Freddie Mac is one of the largest secondary mortgage market actors. Financial institutions sell their mortgages to Freddie Mac, which stimulates the market as the banks know they can – if they evaluate their customers correctly – reduce their risk by having a larger institution take the burden of a default were it to occur. Freddie Mac on the other hand will evaluate the portfolios they buy to make informed decisions on which mortgages should enter their portfolio. Freddie Mac has been chartered by the US congress and its mission is to “provide liquidity, stability and affordability to the nation”. As part of their transparency push, they make available the Single-Family Loan Dataset that, as the name implies, covers mortgages to single family households.
In this coursework, you will develop a fully compliant PD model from the data they make available, from the raw data to the level 2 calibration, using what you have learned in the lectures. The objective of the coursework is to estimate the capital requirements for Freddie Mac as if they were a bank.
You are given information from approximately two million loans, corresponding to operations that originated between the years 2014 and 2018. The data includes information from the origination of the loan (variables present in the table “Origination Data File” in the user guide) which can be used to predict the performance of the loan, and the information from the last time the loan was observed in the dataset (variables present in the table “Monthly Performance File” in the user guide) which are NOT for prediction but can be used to understand costs and benefits for each loan (question 5 and 6). You are also given a Default flag (variable “Default”) which marks if the mortgage has defaulted for the purposes of the coursework.

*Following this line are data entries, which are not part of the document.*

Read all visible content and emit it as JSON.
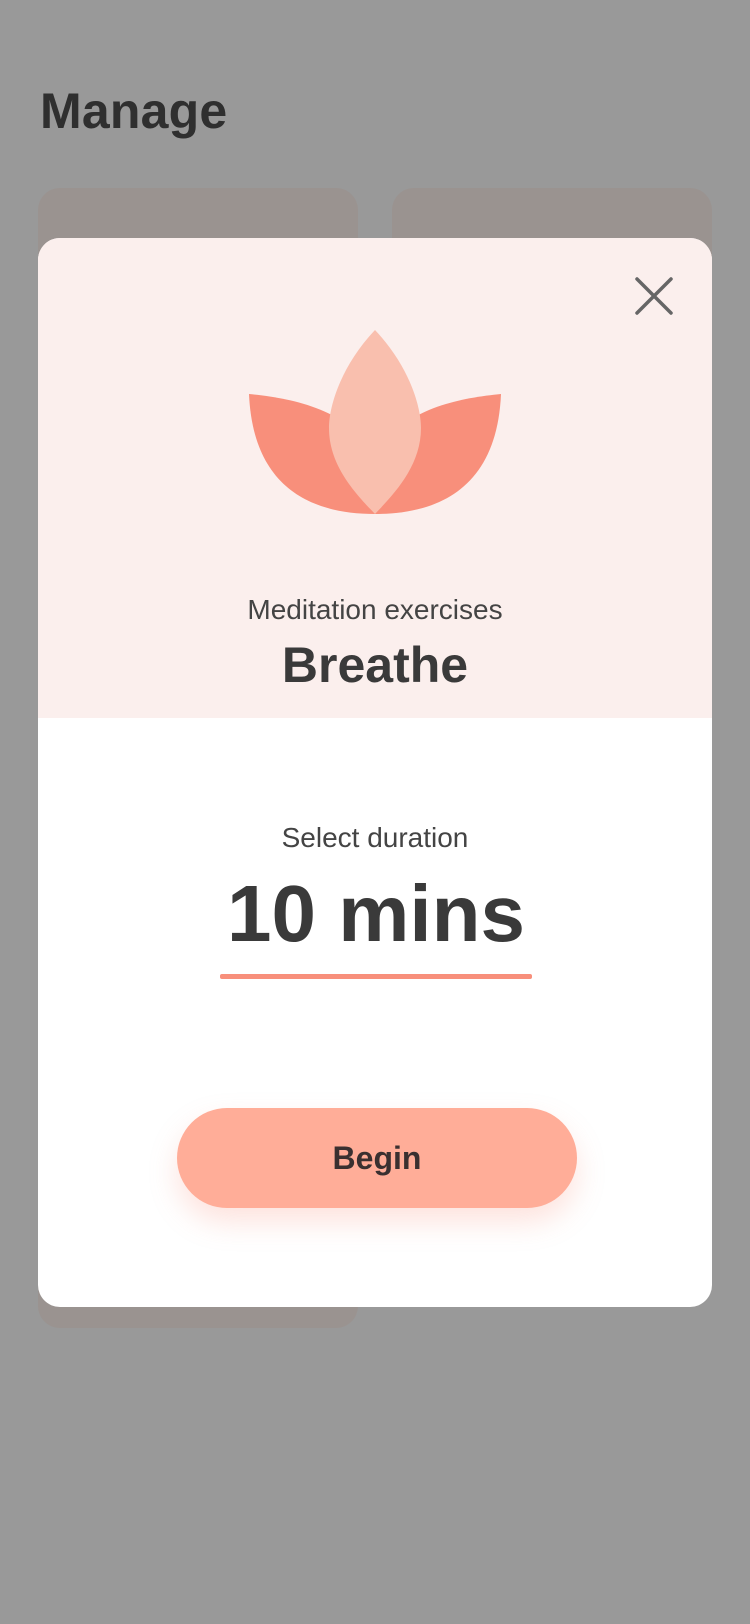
{
  "page": {
    "title": "Manage"
  },
  "modal": {
    "close_icon": "close-icon",
    "illustration": "lotus-icon",
    "category": "Meditation exercises",
    "title": "Breathe",
    "duration_label": "Select duration",
    "duration_value": "10 mins",
    "begin_label": "Begin"
  },
  "colors": {
    "overlay": "#999999",
    "header_bg": "#fbefed",
    "accent": "#f88f7b",
    "button": "#ffad98",
    "petal_outer": "#f88f7b",
    "petal_center": "#f9bfae",
    "text_dark": "#3a3a3a"
  }
}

With this information, the dataset, and your knowledge from the course, answer the following questions:
1. (25%) Clean the dataset so it is ready to apply models to it. Discuss all your decisions.

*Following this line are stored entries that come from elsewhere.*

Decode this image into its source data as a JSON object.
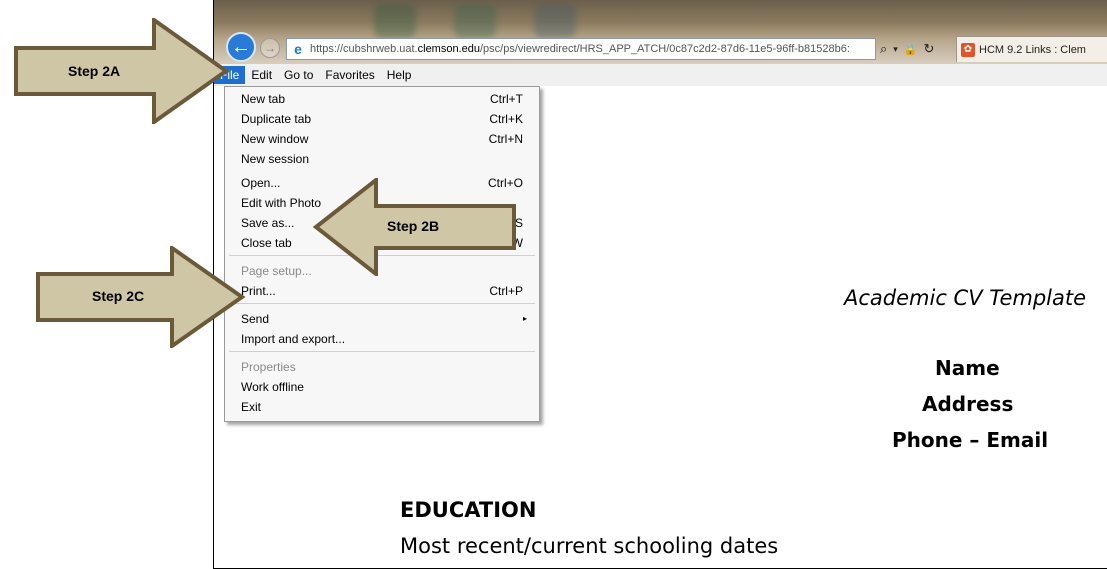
{
  "browser": {
    "url_prefix": "https://cubshrweb.uat.",
    "url_host": "clemson.edu",
    "url_path": "/psc/ps/viewredirect/HRS_APP_ATCH/0c87c2d2-87d6-11e5-96ff-b81528b6:",
    "tab_title": "HCM 9.2 Links : Clem",
    "tab_icon": "clemson-paw-icon",
    "addr_search_glyph": "⌕",
    "addr_dropdown_glyph": "▾",
    "addr_lock_glyph": "🔒",
    "addr_refresh_glyph": "↻"
  },
  "menubar": {
    "items": [
      "File",
      "Edit",
      "Go to",
      "Favorites",
      "Help"
    ]
  },
  "file_menu": {
    "items": [
      {
        "label": "New tab",
        "shortcut": "Ctrl+T"
      },
      {
        "label": "Duplicate tab",
        "shortcut": "Ctrl+K"
      },
      {
        "label": "New window",
        "shortcut": "Ctrl+N"
      },
      {
        "label": "New session",
        "shortcut": ""
      },
      {
        "label": "Open...",
        "shortcut": "Ctrl+O"
      },
      {
        "label": "Edit with Photo",
        "shortcut": ""
      },
      {
        "label": "Save as...",
        "shortcut": "S"
      },
      {
        "label": "Close tab",
        "shortcut": "W"
      },
      {
        "label": "Page setup...",
        "shortcut": ""
      },
      {
        "label": "Print...",
        "shortcut": "Ctrl+P"
      },
      {
        "label": "Send",
        "shortcut": ""
      },
      {
        "label": "Import and export...",
        "shortcut": ""
      },
      {
        "label": "Properties",
        "shortcut": ""
      },
      {
        "label": "Work offline",
        "shortcut": ""
      },
      {
        "label": "Exit",
        "shortcut": ""
      }
    ]
  },
  "document": {
    "title": "Academic CV Template",
    "name": "Name",
    "address": "Address",
    "contact": "Phone – Email",
    "section_heading": "EDUCATION",
    "section_line": "Most recent/current schooling   dates"
  },
  "callouts": {
    "step_2a": "Step 2A",
    "step_2b": "Step 2B",
    "step_2c": "Step 2C",
    "fill_color": "#cfc6a6",
    "stroke_color": "#6b5a3a"
  }
}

2. (15%) Calculate the WoE and perform the variable selection procedures you see fit. Explain your decisions.
3. (20%) Construct a scorecard which can model the probability of default for the loans. Discuss your choice of variables, embedded selection methods, choice of parameters of these and your final performance in terms of AUC. How many variables do you recommend using?
4. (20%) Compare your scoring model with an XGBoosting model and Random Forest model trained over the data without the WoE transformation. Use cross-validation to determine your optimal parameters, if necessary, discuss the accuracy metrics you deem relevant. Compare the performance of the three models and discuss your findings.
5. (10%) Discuss the variable importance for all models. Do they agree? Why? Design a twocut-off point strategy for your scorecard and discuss its results.
6. (Extra credit, 20% See extra submission tab in OWL) Using the monthly macroeconomic information you consider relevant (see for example https://stats.oecd.org/Index.aspx), calibrate a long-run PD for the loans granted. For this, first segment your scorecard curve
FM 9528 – Banking Analytics Coursework 2
into 7 to 15 groups, then regress your monthly Freddie Mac’s PDs (grouped from your objective variable) against the macroeconomic variables and the past PDs as discussed in the additional material left in OWL. Use the long-term forecasts you can find online from reputable sources (for example the OECD) for your long-term calibrated values. If you cannot find them, assume a value which makes sense to you and explain why. Analyse your results.
The remaining 10% is given by the format and style as discussed in the rubric.
Conditions of the coursework
Software: You must use Python to run the numerical calculations over your portfolio. A copy of your jupyter notebook must be attached to the coursework as an appendix in readable format, and a link to the notebook must also be included. Instructions how to export to PDF can be found here: https://stackoverflow.com/questions/52588552/google-co-laboratory-notebook-pdf-download. The notebook text MUST be machine readable (so no screenshots of the notebook please) otherwise a 25% discount will apply.
Word Limit: 2000 words +/-10% either side of the word count is deemed to be acceptable. Any text that exceeds an additional 10% will not attract any marks. The relevant word count includes items such as cover page, executive summary, title page, table of contents, tables, figures, in-text citations and section headings, if used. The relevant word count excludes your list of references and any appendices at the end of your coursework submission (including the code).